Shaffer provides a broad introduction to the ways in which energy affects domestic and regional political developments and foreign policy. While previous scholarship has focused primarily on the politics surrounding oil, Shaffer broadens her scope to include the increasingly important role of natural gas and alternative energy sources as well as emerging concerns such as climate change, the global energy divide, and the coordinated international policy making required to combat them. Energy Politics concludes with examinations of how politics and energy interact in six of the world’s largest producers and consumers of energy: Russia, Europe, the United States, China, Iran, and Saudi Arabia.
The False Promise of Green Energy
By Andrew P. Morriss, William T. Bogart, Roger E. Meiners, Andrew D. Dorchak
Summary via publisher, Cato Institute
Green energy promises an alluring future—more jobs in a cleaner environment. We will enjoy a new economy driven by clean electricity, less pollution, and, of course, the gratitude of generations to come. There’s just one problem: the lack of credible evidence that any of that can occur.

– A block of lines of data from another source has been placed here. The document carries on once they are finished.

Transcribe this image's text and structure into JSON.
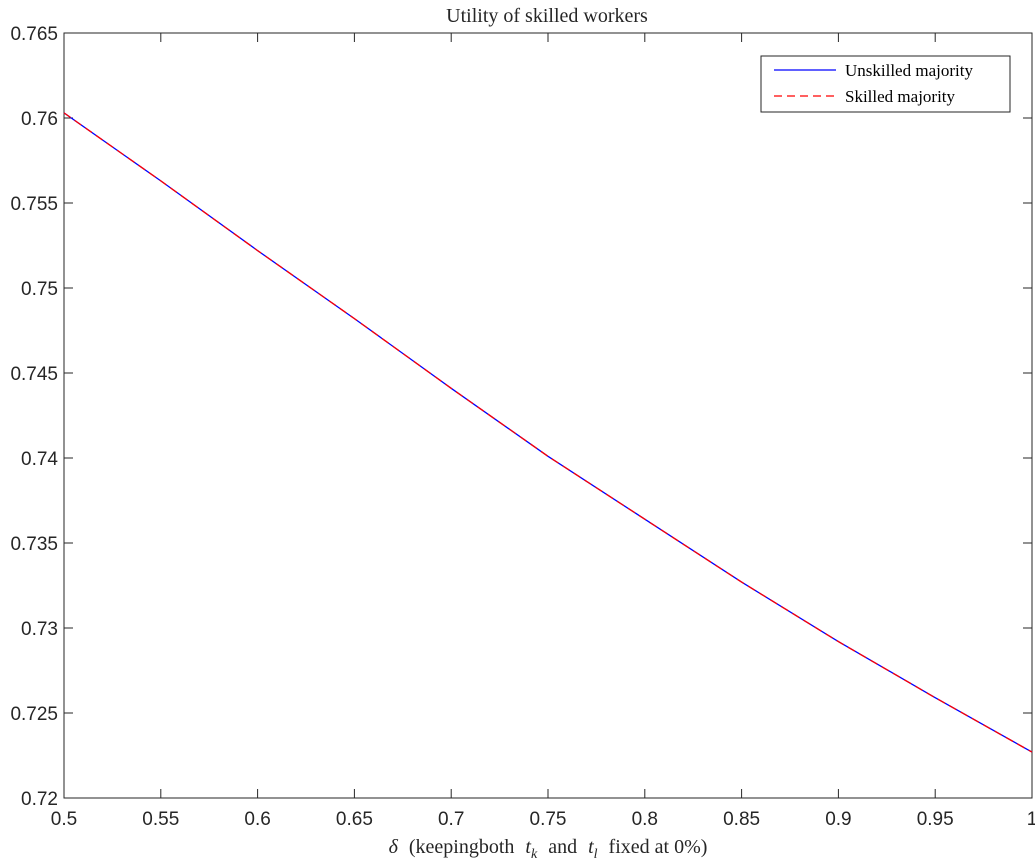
{
  "chart_data": {
    "type": "line",
    "title": "Utility of skilled workers",
    "xlabel": {
      "delta": "δ",
      "pre": "(keepingboth",
      "tk_t": "t",
      "tk_sub": "k",
      "mid": "and",
      "tl_t": "t",
      "tl_sub": "l",
      "post": "fixed at 0%)"
    },
    "ylabel": "",
    "xlim": [
      0.5,
      1
    ],
    "ylim": [
      0.72,
      0.765
    ],
    "xticks": [
      0.5,
      0.55,
      0.6,
      0.65,
      0.7,
      0.75,
      0.8,
      0.85,
      0.9,
      0.95,
      1
    ],
    "xtick_labels": [
      "0.5",
      "0.55",
      "0.6",
      "0.65",
      "0.7",
      "0.75",
      "0.8",
      "0.85",
      "0.9",
      "0.95",
      "1"
    ],
    "yticks": [
      0.72,
      0.725,
      0.73,
      0.735,
      0.74,
      0.745,
      0.75,
      0.755,
      0.76,
      0.765
    ],
    "ytick_labels": [
      "0.72",
      "0.725",
      "0.73",
      "0.735",
      "0.74",
      "0.745",
      "0.75",
      "0.755",
      "0.76",
      "0.765"
    ],
    "grid": false,
    "legend_position": "top-right",
    "series": [
      {
        "name": "Unskilled majority",
        "color": "#0000ff",
        "style": "solid",
        "x": [
          0.5,
          0.55,
          0.6,
          0.65,
          0.7,
          0.75,
          0.8,
          0.85,
          0.9,
          0.95,
          1.0
        ],
        "y": [
          0.7603,
          0.7563,
          0.7522,
          0.7482,
          0.7441,
          0.7401,
          0.7364,
          0.7327,
          0.7292,
          0.7259,
          0.7227
        ]
      },
      {
        "name": "Skilled majority",
        "color": "#ff0000",
        "style": "dashed",
        "x": [
          0.5,
          0.55,
          0.6,
          0.65,
          0.7,
          0.75,
          0.8,
          0.85,
          0.9,
          0.95,
          1.0
        ],
        "y": [
          0.7603,
          0.7563,
          0.7522,
          0.7482,
          0.7441,
          0.7401,
          0.7364,
          0.7327,
          0.7292,
          0.7259,
          0.7227
        ]
      }
    ]
  }
}
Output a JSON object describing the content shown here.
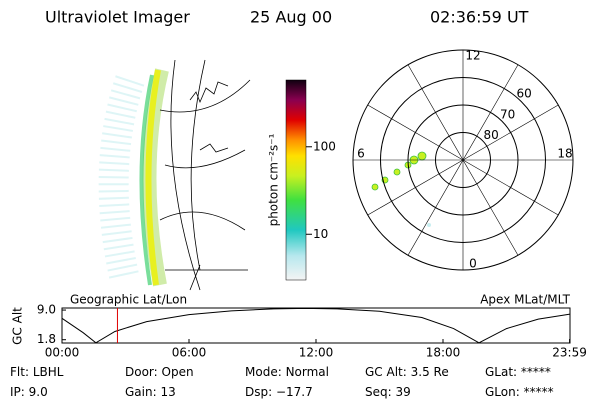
{
  "header": {
    "title": "Ultraviolet Imager",
    "date": "25 Aug 00",
    "time": "02:36:59 UT"
  },
  "colorbar": {
    "label": "photon cm⁻²s⁻¹",
    "log": true,
    "clim": [
      3,
      580
    ],
    "ticks": [
      10,
      100
    ]
  },
  "polar": {
    "rlim": [
      90,
      50
    ],
    "lat_rings": [
      80,
      70,
      60
    ],
    "mlt_labels": [
      12,
      6,
      0,
      18
    ]
  },
  "chart_data": {
    "type": "line",
    "left_label": "Geographic Lat/Lon",
    "right_label": "Apex MLat/MLT",
    "ylabel": "GC Alt",
    "x": [
      0,
      1,
      1.6,
      2.5,
      4,
      6,
      8,
      10,
      11.5,
      13,
      15,
      17,
      18.5,
      19.7,
      21,
      22.5,
      24
    ],
    "series": [
      {
        "color": "#000000",
        "values": [
          7.0,
          3.5,
          1.05,
          3.8,
          6.2,
          7.9,
          8.8,
          9.3,
          9.4,
          9.3,
          8.7,
          7.2,
          4.5,
          1.05,
          4.5,
          6.8,
          8.0
        ]
      }
    ],
    "current_time": 2.62,
    "current_color": "#e00000",
    "xlim": [
      0,
      24
    ],
    "xticks": [
      {
        "value": 0,
        "label": "00:00"
      },
      {
        "value": 6,
        "label": "06:00"
      },
      {
        "value": 12,
        "label": "12:00"
      },
      {
        "value": 18,
        "label": "18:00"
      },
      {
        "value": 23.98,
        "label": "23:59"
      }
    ],
    "ylim": [
      1.0,
      9.5
    ],
    "yticks": [
      {
        "value": 9.0,
        "label": "9.0"
      },
      {
        "value": 1.8,
        "label": "1.8"
      }
    ]
  },
  "footer": [
    [
      {
        "label": "Flt:",
        "value": "LBHL"
      },
      {
        "label": "Door:",
        "value": "Open"
      },
      {
        "label": "Mode:",
        "value": "Normal"
      },
      {
        "label": "GC Alt:",
        "value": "3.5 Re"
      },
      {
        "label": "GLat:",
        "value": "*****"
      }
    ],
    [
      {
        "label": "IP:",
        "value": "9.0"
      },
      {
        "label": "Gain:",
        "value": "13"
      },
      {
        "label": "Dsp:",
        "value": "−17.7"
      },
      {
        "label": "Seq:",
        "value": "39"
      },
      {
        "label": "GLon:",
        "value": "*****"
      }
    ]
  ]
}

The False Promise of Green Energy critically and realistically evaluates the claims of green-energy and green-jobs proponents who argue that we can improve the economy and the environment, almost risk-free, by spending hundreds of billions of taxpayer dollars in return for false or highly speculative promises. The book examines the claims green-energy proponents make, including assertions of how green energy will revitalize the job market, produce new forms of clean transportation, and improve environmental health and safety, energy efficiency, and more. The authors explore the underlying politics and gamesmanship lurking below the surface.